Yoon-Hee a souvent douté de l’honnêteté du dieu du temps. Elle s’est d’abord demandée pourquoi il l’aidait, puis a demandé des preuves quand il lui fournissait des informations. Elle n’était pas comme Seulgi l’intellectuelle. Yoon-Hee avait besoin qu’on la fasse croire, qu’on l’oblige à ne plus douter. Après des années à combattre et vaincre des joueurs et créatures mythologiques, Chronos avait gagné sa confiance. Mais à la porte de sa mort, la dernière de cette vie, elle n’arrive pas à croire que ce soit fini.
— Que tu te souviennes… C’est tout ce que tu sais. Alors…
Chronos la regarde avec ses petites lunettes sur le bout de son nez. Il croit comprendre ce qu’elle essaie de faire. Briser le mur des croyances, comme toujours. Elle essaie de pousser la réflexion où il n’y a aucune possibilité. Repousser les limites… On comprend mieux pourquoi tant de dieux se sont sentis trahis par Zeus dans toutes les vies qu’ils ont aperçues. Comment un destin aussi incroyable que celui de Yoon-Hee pourrait être gâché par l’égo du roi des dieux ?
— Tu penses qu’il y a autre chose ? Qu’on me cacherait, à moi ?
Yoon-Hee sourit à cette remarque. Il a compris, mais il ne faut pas le dire. Elle met un doigt devant sa bouche. “Chut.” Elle continue de se retourner le cerveau, et de ses mains, manipule toutes les timelines. Elle cherche la faille. Le dieu horloger étend ses longs bras et feuillette les milliards de lignes temporelles que l’humaine est incapable de visiter car ce serait trop pour elle. Il doit y avoir quelque chose…

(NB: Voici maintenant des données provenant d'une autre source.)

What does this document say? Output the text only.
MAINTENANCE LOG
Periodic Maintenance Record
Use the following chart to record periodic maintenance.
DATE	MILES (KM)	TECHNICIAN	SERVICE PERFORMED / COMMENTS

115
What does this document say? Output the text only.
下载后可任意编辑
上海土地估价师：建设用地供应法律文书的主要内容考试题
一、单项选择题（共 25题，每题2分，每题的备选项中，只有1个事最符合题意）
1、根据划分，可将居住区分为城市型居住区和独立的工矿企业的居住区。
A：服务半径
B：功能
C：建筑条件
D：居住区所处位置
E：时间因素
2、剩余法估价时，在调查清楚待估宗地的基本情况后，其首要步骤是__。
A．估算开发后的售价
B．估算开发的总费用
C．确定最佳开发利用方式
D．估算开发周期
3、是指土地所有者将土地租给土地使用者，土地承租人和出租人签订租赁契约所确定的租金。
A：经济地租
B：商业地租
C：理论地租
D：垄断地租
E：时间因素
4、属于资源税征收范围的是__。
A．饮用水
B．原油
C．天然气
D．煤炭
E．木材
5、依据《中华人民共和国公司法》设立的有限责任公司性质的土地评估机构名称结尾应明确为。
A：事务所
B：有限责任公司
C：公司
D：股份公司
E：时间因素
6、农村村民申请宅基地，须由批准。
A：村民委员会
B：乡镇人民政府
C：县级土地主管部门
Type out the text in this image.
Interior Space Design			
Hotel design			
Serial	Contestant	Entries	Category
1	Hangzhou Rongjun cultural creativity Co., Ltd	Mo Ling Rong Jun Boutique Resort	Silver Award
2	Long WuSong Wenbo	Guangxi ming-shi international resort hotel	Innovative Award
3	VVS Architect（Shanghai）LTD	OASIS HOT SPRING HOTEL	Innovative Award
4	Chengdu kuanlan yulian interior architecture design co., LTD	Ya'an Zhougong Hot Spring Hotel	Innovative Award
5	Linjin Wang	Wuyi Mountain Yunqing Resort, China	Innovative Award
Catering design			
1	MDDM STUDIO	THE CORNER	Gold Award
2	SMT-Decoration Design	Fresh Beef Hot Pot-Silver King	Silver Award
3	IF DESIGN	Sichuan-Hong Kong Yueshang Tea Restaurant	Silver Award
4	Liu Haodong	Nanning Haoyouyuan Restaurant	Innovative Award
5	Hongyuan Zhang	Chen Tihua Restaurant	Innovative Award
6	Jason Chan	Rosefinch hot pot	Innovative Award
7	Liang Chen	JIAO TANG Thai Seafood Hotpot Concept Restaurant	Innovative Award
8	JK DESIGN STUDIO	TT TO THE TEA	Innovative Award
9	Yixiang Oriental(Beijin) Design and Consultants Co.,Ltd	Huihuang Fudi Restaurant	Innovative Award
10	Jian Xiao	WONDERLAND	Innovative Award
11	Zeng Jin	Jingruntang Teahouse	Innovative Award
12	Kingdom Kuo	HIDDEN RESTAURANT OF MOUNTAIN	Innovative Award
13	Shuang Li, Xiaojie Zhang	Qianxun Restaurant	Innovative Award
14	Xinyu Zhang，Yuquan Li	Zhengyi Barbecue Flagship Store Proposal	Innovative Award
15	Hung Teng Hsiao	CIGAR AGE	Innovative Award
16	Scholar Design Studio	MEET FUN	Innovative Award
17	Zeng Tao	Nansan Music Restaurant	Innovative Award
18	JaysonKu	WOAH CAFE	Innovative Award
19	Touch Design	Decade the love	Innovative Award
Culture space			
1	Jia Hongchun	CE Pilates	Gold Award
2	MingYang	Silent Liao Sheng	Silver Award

— Tu sais comment on choisit un dieu ?
— Au contrat ? Ou au début du Jeu ?, dit-il sans arrêter de faire défiler les lignes temporelles et que les flash de lumières le rendent scintillant.
— Oui. Pendant ces soixante secondes, le premier jour du jeu ?, répond-elle en se grattant la tête.
Elle se rappelait encore “l’éveil”.
【Choisissez une divinité protectrice.】
Comment ça ? Un dieu ?
Yoon-Hee n'avait pas su que dire. Elle était devant une fenêtre de jeu. Mais elle n'avait aucune culture vidéoludique. Elle était incapable de se rappeler la dernière fois qu'elle avait joué à un jeu autre que Leagues of Champions sur portable dans un transport. Depuis... Sa vie avait été un beau bordel.
Elle se rappelait ses parents la forçant à aller aux cours du soir, à apprendre tout un tas de choses pour lui assurer un "avenir parfait". Les choses n'avaient pas tourné comme ils le souhaitaient. Sauf qu'elle se retrouvait maintenant à devoir utiliser sa culture générale pour décider de son destin. Elle n'avait pas le temps de se remémorer les moments passés avec la famille.
Elle connaissait assez le monde réel pour savoir qu'un écran qui ne quitte pas ses yeux, quoi qu'elle fasse, n'est pas vraiment quelque chose qu'elle pouvait inventer. Soit elle rêvait, soit c'était bien réel, et les secondes défilaient.
Le temps, hein ?
— Je suppose que vous faites appel à vos connaissances culturelles pour décider de qui vous défendra le mieux ? C’est pour ça que je suis l’un des moins choisis. Les gens ne pensent pas à mon cas, je suis plus une idée dans leur tête qu’un dieu.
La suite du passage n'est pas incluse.